Она засмеялась, когда он расцепил ее руки и отшвырнул ее назад.

– Прекрати, Клаудиа, – потребовал он. – Прекрати немедленно!

– О-о, это не то, что ты сказал тогда, – хихикала она. – Тогда тебе хотелось совсем другого… еще и еще… Вспомни тот полдень, Пьерлуиджи. Помнишь? Помнишь? Он только что ушел, оставив меня лежать на соломе. Я знала, что ты наверху, на чердаке… подглядываешь… и я позвала тебя. Ты слетел вниз по лестнице так быстро… Потом остановился… Ты шел медленно… ты не мог оторвать от меня глаз, не так ли? Лежащей, полуобнаженной, юбка задрана выше талии…

– Ради Бога, Клаудиа! – закричал он, отшвыривая стул и глядя на нее в упор.

– И вот тогда наступила твоя очередь, так? Так, Пьерлуиджи? Твоя очередь дотронуться до груди маленькой сестрички? Твоя очередь… – она не успела докончить.

Взмахнув рукой, Пьерлуиджи хлестнул ее ладонью по лицу. Удар был такой силы, что она далеко отлетела назад.

– Ты! Ты! Ты дешевая жалкая шлюха! – прорычал он. – Все, что ты когда-либо делала в этой жизни – это продавала свое тело!

– А ты всегда мало что мог предложить, – сказала она горько. – Вот так!

– Я уезжаю, – бросил он, выскакивая из комнаты. – Я отказываюсь оставаться здесь с тобой.

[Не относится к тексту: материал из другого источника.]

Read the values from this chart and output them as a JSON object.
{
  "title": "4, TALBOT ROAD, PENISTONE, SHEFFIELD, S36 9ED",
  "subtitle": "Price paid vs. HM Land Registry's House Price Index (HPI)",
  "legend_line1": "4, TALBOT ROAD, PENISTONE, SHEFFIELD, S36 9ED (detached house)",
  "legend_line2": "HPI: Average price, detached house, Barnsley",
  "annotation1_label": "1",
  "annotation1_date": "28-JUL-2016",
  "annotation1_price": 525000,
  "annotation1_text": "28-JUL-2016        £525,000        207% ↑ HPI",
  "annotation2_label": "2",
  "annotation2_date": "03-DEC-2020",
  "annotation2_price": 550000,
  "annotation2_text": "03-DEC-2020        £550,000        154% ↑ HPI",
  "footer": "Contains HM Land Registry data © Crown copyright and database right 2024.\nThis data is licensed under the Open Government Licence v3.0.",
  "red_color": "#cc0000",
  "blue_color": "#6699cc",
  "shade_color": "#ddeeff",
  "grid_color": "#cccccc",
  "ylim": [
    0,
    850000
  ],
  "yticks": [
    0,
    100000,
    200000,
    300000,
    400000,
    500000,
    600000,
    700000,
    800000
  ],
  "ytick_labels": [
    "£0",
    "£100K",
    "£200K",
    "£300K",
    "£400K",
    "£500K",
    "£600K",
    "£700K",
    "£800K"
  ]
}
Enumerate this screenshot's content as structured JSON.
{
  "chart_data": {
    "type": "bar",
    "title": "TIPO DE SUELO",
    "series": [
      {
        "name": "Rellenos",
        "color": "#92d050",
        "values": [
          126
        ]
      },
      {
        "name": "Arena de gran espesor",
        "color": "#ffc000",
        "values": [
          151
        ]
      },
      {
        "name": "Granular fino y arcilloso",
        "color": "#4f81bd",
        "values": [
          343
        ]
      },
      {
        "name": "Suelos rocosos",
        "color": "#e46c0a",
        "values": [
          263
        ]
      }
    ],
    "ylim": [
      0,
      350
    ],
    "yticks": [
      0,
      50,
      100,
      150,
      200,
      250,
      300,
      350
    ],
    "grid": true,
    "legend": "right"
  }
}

– Боишься, что соблазню тебя? – поддразнивала она. – Что, так?

Не обращая на нее внимания, Пьерлуиджи пошел вверх в свою комнату. Его чемодан был все еще не распакован и, надев пальто он подхватил свои вещи и пошел назад – вниз по ступенькам. Клаудиа ждала его в холле у телефона.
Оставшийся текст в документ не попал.